Estive com ele apenas quatro vezes, o suficiente para sentir toda a sensibilidade de um sacerdote humilde, sábio e generoso para com a humanidade. Não era apenas um Bispo, era um verdadeiro pai dos pobres, dos índios, dos injustiçados, da natureza. Ouso compará-lo com Jesus pois estava por onde Jesus andou, junto aos desvalidos, inclusive socorrendo e enxugando as lágrimas de mulheres num prostíbulo.
Viveu sob ameaça de morte sempre. Percorria as terras do Araguaia e adjacências, lutando pelos órfãos da terra, subjugados pelos poderosos, empresários e políticos incentivados a tomar posse do território, excluindo e extinguindo os rurícolas e indígenas, incentivados pela Ditadura que pretendia garantir-se naquelas fronteiras. Por mais que se fale, impossível descrever o ser Pedro Casaldáliga.
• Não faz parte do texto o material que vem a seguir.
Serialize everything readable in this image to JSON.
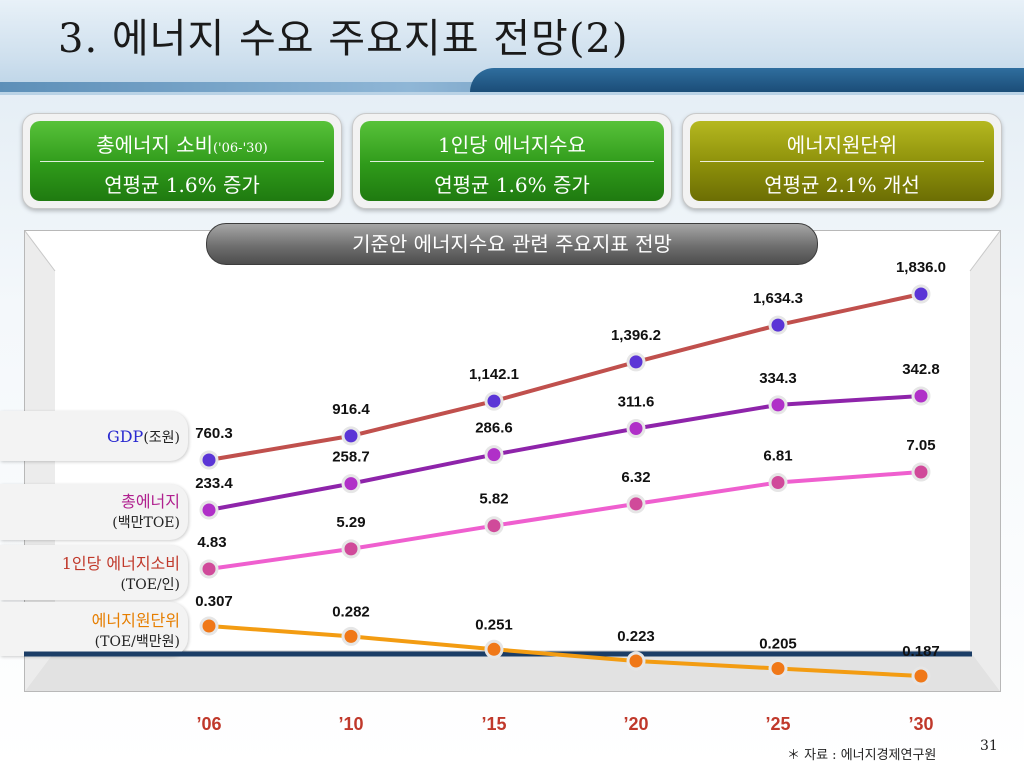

Em meados de 1996, chego a São Félix do Araguaia com uma equipe do Grupo Móvel e através da saudosa Trindade, então advogada da CPT, consigo a honra de visitarmos aquele ser tão emblemático. Apresento-me como Coordenadora do Grupo, dizendo-lhe da nossa tarefa e pedindo-lhe desculpas pelo Estado se fazer presente 25 anos após sua primeira denúncia sobre a existência de Trabalho Escravo no Brasil e no Araguaia. Tivemos uma noite de encantamento onde todos puderam ouvi-lo e fazer suas indagações. Ao final, nos leva à capela onde fazia suas orações e todos ficamos boquiabertos com a beleza de tamanha simplicidade. Fizemos uma oração e ele nos deixou livres, depois pousando com cada um para uma foto.
Antes de nos despedirmos fez uma bênção especial para cumprirmos nossa missão. E quando encerramos , um Agente da Polícia Federal me confidenciou, com lágrimas:
– Vim aqui para prendê-lo como comunista, à época da ditadura, e hoje a emoção de conhecê-lo e reverenciá-lo é indescritível. Segue Pedro, vai num raio de luz ocupar o lugar de honra que te cabe, de homem bom e verdadeiro sacerdote, em busca da paz e da justiça social. Jesus te recepcione e conforte nas tuas saudades!